Reviews | Written by Hayden Mears 05/07/2022


Let's get right to it: Thor: Love and Thunder is outstanding. More than anything else, it's a gorgeous, offbeat, and intensely comedic follow-up that feels like an escalation of everything that made Ragnarok such a hit. It works, too! Where Ragnarok felt emotionally hollow and restrained with its humour, Love and Thunder is more fun, more sincere, and less interested in how anyone feels about how bonkers it is. And good GODS this movie is wild.

Ragnarok had more to prove. Taika Waititi's first foray into the MCU needed to overcome two movies' worth of weak writing, underwhelming villains, and rampant self-seriousness. And as a tonal pivot from stodgy action flick to lively superhero comedy, it did just that - with aplomb. Love and Thunder doesn't have that burden. It can frolic unfettered, and frolic it does.

The plot is whatever: Thor (Chris Hemsworth) hitched a ride with the Guardians of the Galaxy after Avengers: Endgame and has been wandering the galaxy since. Meanwhile, his ex-squeeze, Jane Foster (Natalie Portman), is back in the game - this time wielding Mjolnir. Together with Valkyrie (Tessa Thompson), the ex-lovers team up to fight the aptly named Gorr the God Butcher (Christian Bale) before he... yeah, that's all we'll say.

But the story itself isn't what stands out. It's Waititi's writing and direction. One of his gifts as a storyteller is his ability to reshape established characters into caricatures that align with his comedic tastes. With Thor, this was necessary. Gone is the God of Smashing Coffee Mugs at Diners. Banished is the exhausting machismo of the self-proclaimed Strongest Avenger. Here, we see a God of Thunder who's lost, insecure, and vulnerable. He still doesn't have dimension, but he is given more relatable things to do and feel.

“Brevity is the soul of wit” is not a rule Waititi is particularly interested in following. There's nothing elegant, profound, or even overtly smart about Love and Thunder. At least not in the spaces most would look. But Waititi makes small creative choices that reflect his emotional intelligence. A simple but subtle example: Thor's interactions with Stormbreaker are hilarious redirects from what could have been a toxic reaction to Jane wielding Mjolnir.
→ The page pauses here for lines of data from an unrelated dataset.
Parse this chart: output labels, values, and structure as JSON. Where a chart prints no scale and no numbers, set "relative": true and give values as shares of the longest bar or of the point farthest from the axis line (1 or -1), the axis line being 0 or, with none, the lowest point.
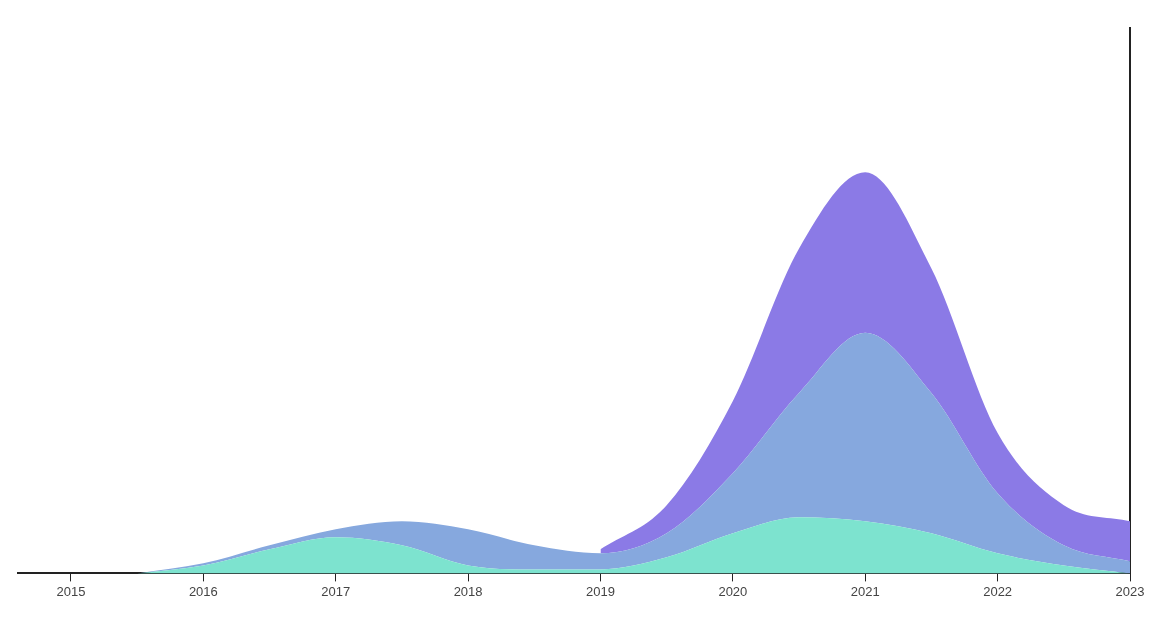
{
  "chart_data": {
    "type": "area",
    "stacked": true,
    "relative": true,
    "x": [
      2015.5,
      2016,
      2016.5,
      2017,
      2017.5,
      2018,
      2018.5,
      2019,
      2019.5,
      2020,
      2020.5,
      2021,
      2021.5,
      2022,
      2022.5,
      2023
    ],
    "xlim": [
      2014.6,
      2023
    ],
    "xticks": [
      2015,
      2016,
      2017,
      2018,
      2019,
      2020,
      2021,
      2022,
      2023
    ],
    "tick_labels": "x",
    "grid": false,
    "legend": false,
    "series": [
      {
        "color": "#7de3cf",
        "values": [
          0,
          0.02,
          0.06,
          0.09,
          0.07,
          0.02,
          0.01,
          0.01,
          0.04,
          0.1,
          0.14,
          0.13,
          0.1,
          0.05,
          0.02,
          0
        ]
      },
      {
        "color": "#86a8de",
        "values": [
          0,
          0.005,
          0.01,
          0.02,
          0.06,
          0.09,
          0.06,
          0.04,
          0.06,
          0.15,
          0.31,
          0.47,
          0.35,
          0.15,
          0.05,
          0.03
        ]
      },
      {
        "color": "#8b7ae6",
        "values": [
          null,
          null,
          null,
          null,
          null,
          null,
          null,
          0.01,
          0.07,
          0.18,
          0.36,
          0.4,
          0.31,
          0.15,
          0.1,
          0.1
        ]
      }
    ]
  }
}
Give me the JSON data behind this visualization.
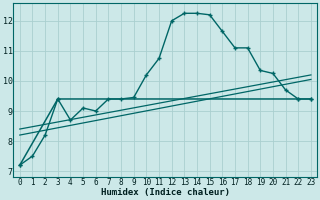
{
  "background_color": "#cce8e8",
  "grid_color": "#aacfcf",
  "line_color": "#006666",
  "xlabel": "Humidex (Indice chaleur)",
  "xlim": [
    -0.5,
    23.5
  ],
  "ylim": [
    6.8,
    12.6
  ],
  "yticks": [
    7,
    8,
    9,
    10,
    11,
    12
  ],
  "xticks": [
    0,
    1,
    2,
    3,
    4,
    5,
    6,
    7,
    8,
    9,
    10,
    11,
    12,
    13,
    14,
    15,
    16,
    17,
    18,
    19,
    20,
    21,
    22,
    23
  ],
  "series1_x": [
    0,
    1,
    2,
    3,
    4,
    5,
    6,
    7,
    8,
    9,
    10,
    11,
    12,
    13,
    14,
    15,
    16,
    17,
    18,
    19,
    20,
    21,
    22,
    23
  ],
  "series1_y": [
    7.2,
    7.5,
    8.2,
    9.4,
    8.7,
    9.1,
    9.0,
    9.4,
    9.4,
    9.45,
    10.2,
    10.75,
    12.0,
    12.25,
    12.25,
    12.2,
    11.65,
    11.1,
    11.1,
    10.35,
    10.25,
    9.7,
    9.4,
    9.4
  ],
  "series2_x": [
    0,
    3,
    22,
    23
  ],
  "series2_y": [
    7.2,
    9.4,
    9.4,
    9.4
  ],
  "series3_x": [
    0,
    23
  ],
  "series3_y": [
    8.2,
    10.05
  ],
  "series4_x": [
    0,
    23
  ],
  "series4_y": [
    8.4,
    10.2
  ]
}
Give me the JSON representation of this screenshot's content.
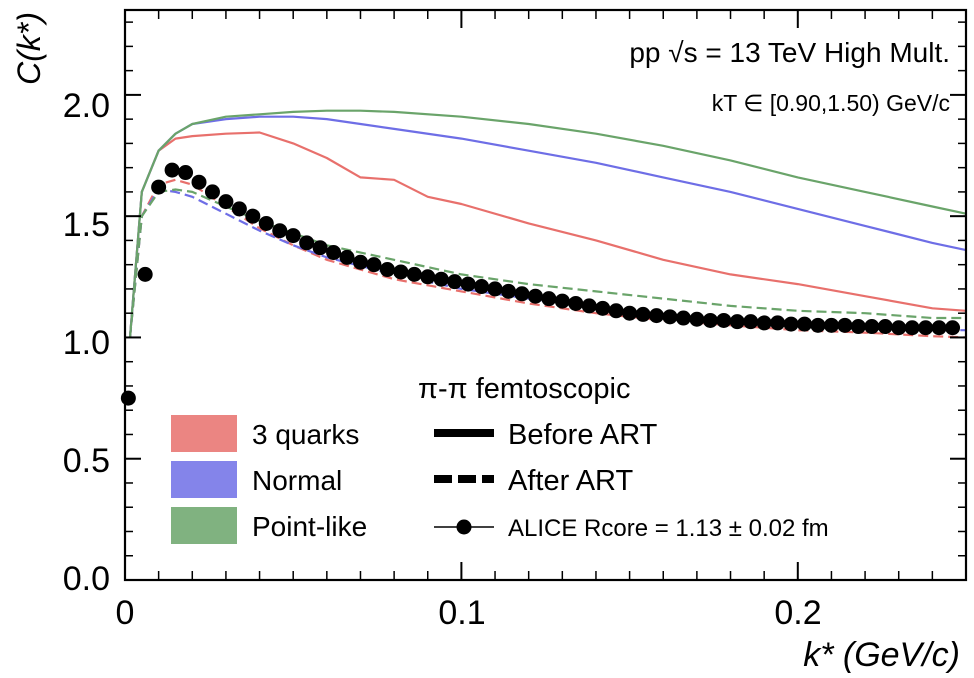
{
  "chart_data": {
    "type": "line",
    "xlabel": "k* (GeV/c)",
    "ylabel": "C(k*)",
    "xlim": [
      0,
      0.25
    ],
    "ylim": [
      0,
      2.35
    ],
    "xticks": [
      "0",
      "0.1",
      "0.2"
    ],
    "yticks": [
      "0.0",
      "0.5",
      "1.0",
      "1.5",
      "2.0"
    ],
    "annotations": {
      "system": "pp √s = 13 TeV High Mult.",
      "kt_range": "kT ∈ [0.90,1.50) GeV/c",
      "legend_title": "π-π femtoscopic"
    },
    "legend": {
      "models": [
        "3 quarks",
        "Normal",
        "Point-like"
      ],
      "before": "Before ART",
      "after": "After ART",
      "data": "ALICE Rcore = 1.13 ± 0.02 fm"
    },
    "colors": {
      "three_quarks": "#e8706c",
      "normal": "#6e6ee6",
      "point_like": "#6aa46a",
      "data": "#000000"
    },
    "series": [
      {
        "name": "3 quarks (Before ART)",
        "style": "solid",
        "color_key": "three_quarks",
        "x": [
          0.0015,
          0.005,
          0.01,
          0.015,
          0.02,
          0.03,
          0.04,
          0.05,
          0.06,
          0.07,
          0.08,
          0.09,
          0.1,
          0.12,
          0.14,
          0.16,
          0.18,
          0.2,
          0.22,
          0.24,
          0.25
        ],
        "y": [
          1.0,
          1.6,
          1.77,
          1.82,
          1.83,
          1.84,
          1.845,
          1.8,
          1.74,
          1.66,
          1.65,
          1.58,
          1.55,
          1.47,
          1.4,
          1.32,
          1.26,
          1.22,
          1.17,
          1.12,
          1.11
        ]
      },
      {
        "name": "Normal (Before ART)",
        "style": "solid",
        "color_key": "normal",
        "x": [
          0.0015,
          0.005,
          0.01,
          0.015,
          0.02,
          0.03,
          0.04,
          0.05,
          0.06,
          0.07,
          0.08,
          0.1,
          0.12,
          0.14,
          0.16,
          0.18,
          0.2,
          0.22,
          0.24,
          0.25
        ],
        "y": [
          1.0,
          1.6,
          1.77,
          1.84,
          1.88,
          1.9,
          1.91,
          1.91,
          1.9,
          1.88,
          1.86,
          1.82,
          1.77,
          1.72,
          1.66,
          1.6,
          1.53,
          1.46,
          1.39,
          1.36
        ]
      },
      {
        "name": "Point-like (Before ART)",
        "style": "solid",
        "color_key": "point_like",
        "x": [
          0.0015,
          0.005,
          0.01,
          0.015,
          0.02,
          0.03,
          0.04,
          0.05,
          0.06,
          0.07,
          0.08,
          0.1,
          0.12,
          0.14,
          0.16,
          0.18,
          0.2,
          0.22,
          0.24,
          0.25
        ],
        "y": [
          1.0,
          1.6,
          1.77,
          1.84,
          1.88,
          1.91,
          1.92,
          1.93,
          1.935,
          1.935,
          1.93,
          1.91,
          1.88,
          1.84,
          1.79,
          1.73,
          1.66,
          1.6,
          1.54,
          1.51
        ]
      },
      {
        "name": "3 quarks (After ART)",
        "style": "dashed",
        "color_key": "three_quarks",
        "x": [
          0.0015,
          0.005,
          0.01,
          0.015,
          0.02,
          0.03,
          0.04,
          0.05,
          0.06,
          0.08,
          0.1,
          0.12,
          0.14,
          0.16,
          0.18,
          0.2,
          0.22,
          0.24,
          0.25
        ],
        "y": [
          1.0,
          1.5,
          1.63,
          1.65,
          1.63,
          1.54,
          1.45,
          1.38,
          1.32,
          1.24,
          1.19,
          1.14,
          1.1,
          1.07,
          1.05,
          1.03,
          1.02,
          1.005,
          1.0
        ]
      },
      {
        "name": "Normal (After ART)",
        "style": "dashed",
        "color_key": "normal",
        "x": [
          0.0015,
          0.005,
          0.01,
          0.015,
          0.02,
          0.03,
          0.04,
          0.05,
          0.06,
          0.08,
          0.1,
          0.12,
          0.14,
          0.16,
          0.18,
          0.2,
          0.22,
          0.24,
          0.25
        ],
        "y": [
          1.0,
          1.5,
          1.61,
          1.6,
          1.58,
          1.51,
          1.44,
          1.38,
          1.33,
          1.26,
          1.2,
          1.16,
          1.12,
          1.09,
          1.07,
          1.05,
          1.04,
          1.03,
          1.03
        ]
      },
      {
        "name": "Point-like (After ART)",
        "style": "dashed",
        "color_key": "point_like",
        "x": [
          0.0015,
          0.005,
          0.01,
          0.015,
          0.02,
          0.03,
          0.04,
          0.05,
          0.06,
          0.08,
          0.1,
          0.12,
          0.14,
          0.16,
          0.18,
          0.2,
          0.22,
          0.24,
          0.25
        ],
        "y": [
          1.0,
          1.5,
          1.6,
          1.61,
          1.6,
          1.54,
          1.48,
          1.43,
          1.38,
          1.32,
          1.26,
          1.22,
          1.19,
          1.16,
          1.13,
          1.11,
          1.1,
          1.08,
          1.08
        ]
      },
      {
        "name": "ALICE data",
        "style": "markers",
        "color_key": "data",
        "x": [
          0.001,
          0.006,
          0.01,
          0.014,
          0.018,
          0.022,
          0.026,
          0.03,
          0.034,
          0.038,
          0.042,
          0.046,
          0.05,
          0.054,
          0.058,
          0.062,
          0.066,
          0.07,
          0.074,
          0.078,
          0.082,
          0.086,
          0.09,
          0.094,
          0.098,
          0.102,
          0.106,
          0.11,
          0.114,
          0.118,
          0.122,
          0.126,
          0.13,
          0.134,
          0.138,
          0.142,
          0.146,
          0.15,
          0.154,
          0.158,
          0.162,
          0.166,
          0.17,
          0.174,
          0.178,
          0.182,
          0.186,
          0.19,
          0.194,
          0.198,
          0.202,
          0.206,
          0.21,
          0.214,
          0.218,
          0.222,
          0.226,
          0.23,
          0.234,
          0.238,
          0.242,
          0.246
        ],
        "y": [
          0.75,
          1.26,
          1.62,
          1.69,
          1.68,
          1.64,
          1.6,
          1.56,
          1.53,
          1.5,
          1.47,
          1.44,
          1.42,
          1.39,
          1.37,
          1.35,
          1.33,
          1.31,
          1.3,
          1.28,
          1.27,
          1.26,
          1.25,
          1.24,
          1.23,
          1.22,
          1.21,
          1.2,
          1.19,
          1.18,
          1.17,
          1.16,
          1.15,
          1.14,
          1.13,
          1.12,
          1.11,
          1.1,
          1.095,
          1.09,
          1.085,
          1.08,
          1.075,
          1.07,
          1.07,
          1.065,
          1.065,
          1.06,
          1.06,
          1.055,
          1.055,
          1.05,
          1.05,
          1.05,
          1.045,
          1.045,
          1.045,
          1.04,
          1.04,
          1.04,
          1.04,
          1.04
        ]
      }
    ]
  }
}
But Waititi knows better and instead frames this dynamic as fertile comedic soil from which bizarre new jokes and ideas can spring.

Portman and Bale are the standouts, the latter flirting with twisted silliness before embracing a much scarier performance. Portman commands the screen in such a way that rightfully sidelines Hemsworth's floundering Avenger. This is, by nearly every account, her movie. She's a better conduit for the film's themes than Hemsworth, partly because the script maintains that Thor is a quippy, well-meaning man-child.

But as strange as it so often is, Thor: Love and Thunder isn't interested in your forgiveness or your permission. Waititi took Ragnarok's runaway success as a greenlight for him to go bigger, funnier, and weirder, resulting in a movie that's more 'trademark Taika' than just about anything he’s put out so far!